The new [tag]WhyWhere[/tag] application is starting to work smoothly on [tag]large datasets[/tag] now (http://landscape.sdsc.edu/ww-testform.html). I have added a list of all terrestrial data (All_Terrestrial), though there will be some errors until I clean that lot up, it should be usable. I have been thinking about how to deal with the numbers of data sets in a [tag]streaming data[/tag] framework.
The issue with specifying environmental datasets to use in an analysis comes down to accommodating series of options:
1. User prepares custom datasets: three sub options:
1.1 uploads them onto the server for others to use too,
1.2 upload to use for a fee if not public
1.3 installs the program themselves and use
2. Use a growing collection of global data sets. Sub options for organization.
2.1 separate lists for high resolution and low resolution
2.2 separate lists for marine, terrestrial and freshwater (though some variables overlap)
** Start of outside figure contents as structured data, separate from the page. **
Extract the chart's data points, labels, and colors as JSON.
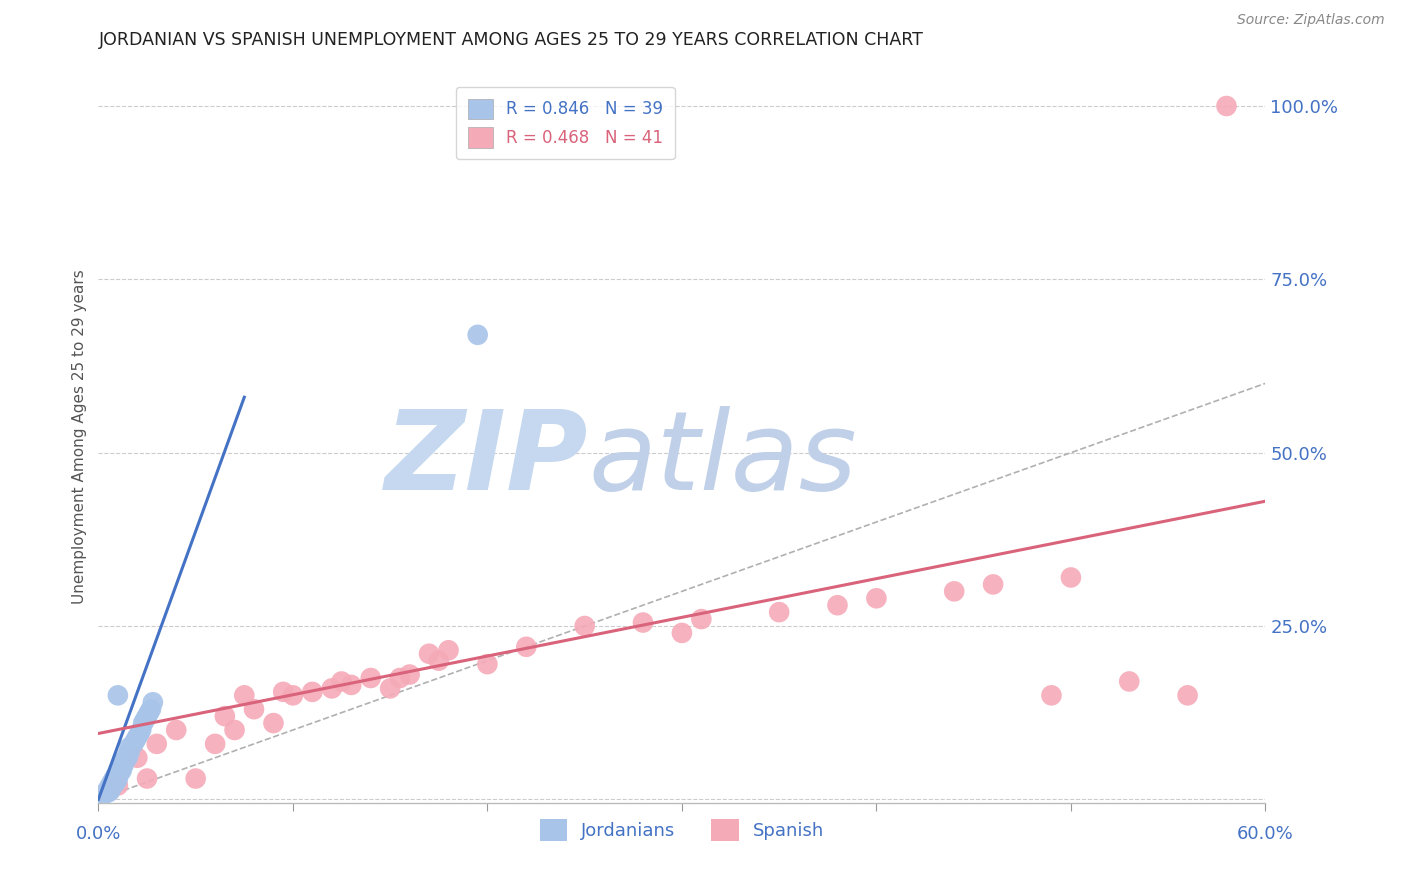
{
  "title": "JORDANIAN VS SPANISH UNEMPLOYMENT AMONG AGES 25 TO 29 YEARS CORRELATION CHART",
  "source": "Source: ZipAtlas.com",
  "ylabel": "Unemployment Among Ages 25 to 29 years",
  "xlim": [
    0.0,
    0.6
  ],
  "ylim": [
    -0.005,
    1.05
  ],
  "xticks": [
    0.0,
    0.1,
    0.2,
    0.3,
    0.4,
    0.5,
    0.6
  ],
  "yticks": [
    0.0,
    0.25,
    0.5,
    0.75,
    1.0
  ],
  "yticklabels": [
    "",
    "25.0%",
    "50.0%",
    "75.0%",
    "100.0%"
  ],
  "jordan_color": "#a8c4e8",
  "spanish_color": "#f5aab8",
  "jordan_line_color": "#4472c4",
  "spanish_line_color": "#d9637a",
  "grid_color": "#cccccc",
  "background_color": "#ffffff",
  "title_color": "#222222",
  "axis_label_color": "#555555",
  "tick_color": "#4472c4",
  "watermark_zip_color": "#c5d8f0",
  "watermark_atlas_color": "#c0d0e8",
  "watermark_text_zip": "ZIP",
  "watermark_text_atlas": "atlas",
  "legend_jordan_label": "R = 0.846   N = 39",
  "legend_spanish_label": "R = 0.468   N = 41",
  "jordan_x": [
    0.002,
    0.003,
    0.004,
    0.005,
    0.005,
    0.006,
    0.006,
    0.007,
    0.007,
    0.008,
    0.008,
    0.009,
    0.009,
    0.01,
    0.01,
    0.011,
    0.011,
    0.012,
    0.012,
    0.013,
    0.013,
    0.014,
    0.015,
    0.015,
    0.016,
    0.016,
    0.018,
    0.019,
    0.02,
    0.021,
    0.022,
    0.023,
    0.024,
    0.025,
    0.026,
    0.027,
    0.028,
    0.01,
    0.195
  ],
  "jordan_y": [
    0.005,
    0.008,
    0.01,
    0.01,
    0.015,
    0.012,
    0.02,
    0.018,
    0.025,
    0.022,
    0.03,
    0.025,
    0.035,
    0.03,
    0.04,
    0.038,
    0.045,
    0.042,
    0.048,
    0.05,
    0.055,
    0.058,
    0.06,
    0.065,
    0.068,
    0.075,
    0.08,
    0.085,
    0.09,
    0.095,
    0.1,
    0.11,
    0.115,
    0.12,
    0.125,
    0.13,
    0.14,
    0.15,
    0.67
  ],
  "spanish_x": [
    0.01,
    0.02,
    0.025,
    0.03,
    0.04,
    0.05,
    0.06,
    0.065,
    0.07,
    0.075,
    0.08,
    0.09,
    0.095,
    0.1,
    0.11,
    0.12,
    0.125,
    0.13,
    0.14,
    0.15,
    0.155,
    0.16,
    0.17,
    0.175,
    0.18,
    0.2,
    0.22,
    0.25,
    0.28,
    0.3,
    0.31,
    0.35,
    0.38,
    0.4,
    0.44,
    0.46,
    0.49,
    0.5,
    0.53,
    0.56,
    0.58
  ],
  "spanish_y": [
    0.02,
    0.06,
    0.03,
    0.08,
    0.1,
    0.03,
    0.08,
    0.12,
    0.1,
    0.15,
    0.13,
    0.11,
    0.155,
    0.15,
    0.155,
    0.16,
    0.17,
    0.165,
    0.175,
    0.16,
    0.175,
    0.18,
    0.21,
    0.2,
    0.215,
    0.195,
    0.22,
    0.25,
    0.255,
    0.24,
    0.26,
    0.27,
    0.28,
    0.29,
    0.3,
    0.31,
    0.15,
    0.32,
    0.17,
    0.15,
    1.0
  ],
  "jordan_line_x": [
    0.0,
    0.075
  ],
  "jordan_line_y": [
    0.0,
    0.58
  ],
  "spanish_line_x": [
    0.0,
    0.6
  ],
  "spanish_line_y": [
    0.095,
    0.43
  ],
  "ref_line_x": [
    0.0,
    1.0
  ],
  "ref_line_y": [
    0.0,
    1.0
  ]
}
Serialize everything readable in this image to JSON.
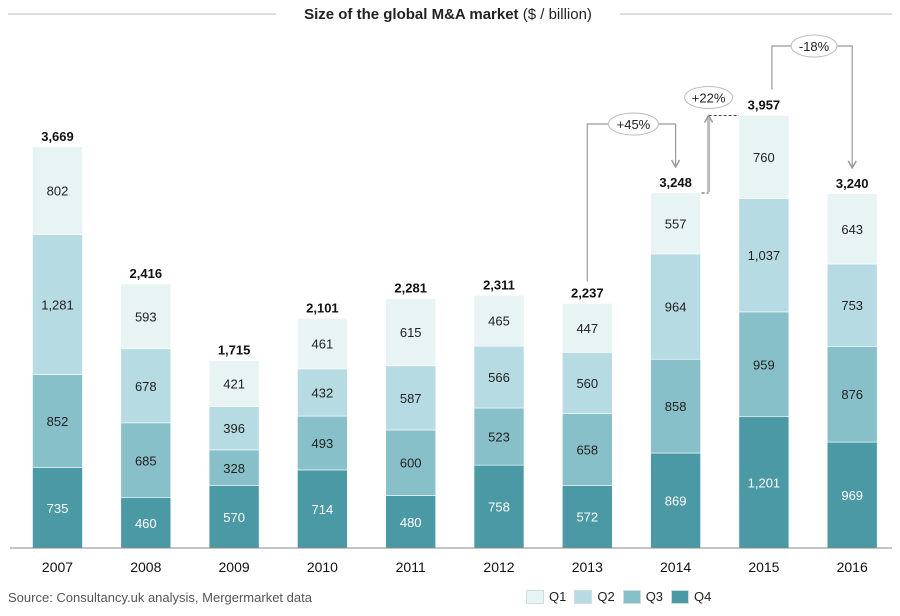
{
  "chart_data": {
    "type": "bar",
    "stacked": true,
    "title_main": "Size of the global M&A market",
    "title_unit": " ($ / billion)",
    "categories": [
      "2007",
      "2008",
      "2009",
      "2010",
      "2011",
      "2012",
      "2013",
      "2014",
      "2015",
      "2016"
    ],
    "series": [
      {
        "name": "Q4",
        "color": "#4a99a5",
        "text_color": "#ffffff",
        "values": [
          735,
          460,
          570,
          714,
          480,
          758,
          572,
          869,
          1201,
          969
        ]
      },
      {
        "name": "Q3",
        "color": "#88c0ca",
        "text_color": "#222222",
        "values": [
          852,
          685,
          328,
          493,
          600,
          523,
          658,
          858,
          959,
          876
        ]
      },
      {
        "name": "Q2",
        "color": "#b7dbe2",
        "text_color": "#222222",
        "values": [
          1281,
          678,
          396,
          432,
          587,
          566,
          560,
          964,
          1037,
          753
        ]
      },
      {
        "name": "Q1",
        "color": "#e8f3f4",
        "text_color": "#222222",
        "values": [
          802,
          593,
          421,
          461,
          615,
          465,
          447,
          557,
          760,
          643
        ]
      }
    ],
    "series_labels": [
      [
        "735",
        "460",
        "570",
        "714",
        "480",
        "758",
        "572",
        "869",
        "1,201",
        "969"
      ],
      [
        "852",
        "685",
        "328",
        "493",
        "600",
        "523",
        "658",
        "858",
        "959",
        "876"
      ],
      [
        "1,281",
        "678",
        "396",
        "432",
        "587",
        "566",
        "560",
        "964",
        "1,037",
        "753"
      ],
      [
        "802",
        "593",
        "421",
        "461",
        "615",
        "465",
        "447",
        "557",
        "760",
        "643"
      ]
    ],
    "totals": [
      "3,669",
      "2,416",
      "1,715",
      "2,101",
      "2,281",
      "2,311",
      "2,237",
      "3,248",
      "3,957",
      "3,240"
    ],
    "total_values": [
      3669,
      2416,
      1715,
      2101,
      2281,
      2311,
      2237,
      3248,
      3957,
      3240
    ],
    "ylim": [
      0,
      4300
    ],
    "legend_position": "bottom-right",
    "annotations": [
      {
        "text": "+45%",
        "from": "2013",
        "to": "2014"
      },
      {
        "text": "+22%",
        "from": "2014",
        "to": "2015"
      },
      {
        "text": "-18%",
        "from": "2015",
        "to": "2016"
      }
    ]
  },
  "legend": [
    {
      "name": "Q1",
      "color": "#e8f3f4"
    },
    {
      "name": "Q2",
      "color": "#b7dbe2"
    },
    {
      "name": "Q3",
      "color": "#88c0ca"
    },
    {
      "name": "Q4",
      "color": "#4a99a5"
    }
  ],
  "source_text": "Source: Consultancy.uk analysis, Mergermarket data"
}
2.3 user generates customized lists
3. Issues to do with the kind of questions:
3.1 what is the best predictor(s) for this species in all data sets
3.2 what is the specific relationship to selected datasets (e.g. veg)
3.3 what variable other than a given variable (say climate) is important.
4. Various modalities
4.1 distribution modeling
4.2 invasive species
4.3 climate change
4.4 ensembles of species
Rather than allow development to go in all directions I have the idea (vision) of a new type of data streaming web, where customized information including model predictions is just flowing continuously down stream, rather than chunked into stages (data preparation and variable selection, modeling, writing, publication, etc). So it would make sense to envision custom filters applied to the environmental data. One approach would be to have a text selection capability such as regular expressions. Another would be to have a custom editable list in the users scratch directory, rather than have a multitude of options available.
These filters could be applied on each of the channels of the image. For example, the red channel could be used for temperature and rainfall and the green channel used for another category of variable, such transportation. This would ensure variables from the required class are incorporated. A channel could be set to a specific variable: e.g. red is annual temperature, ensuring this variable is used. This forcing method was a feature of the previous version, but the filtering approach would make it a specific behavior in a more general system.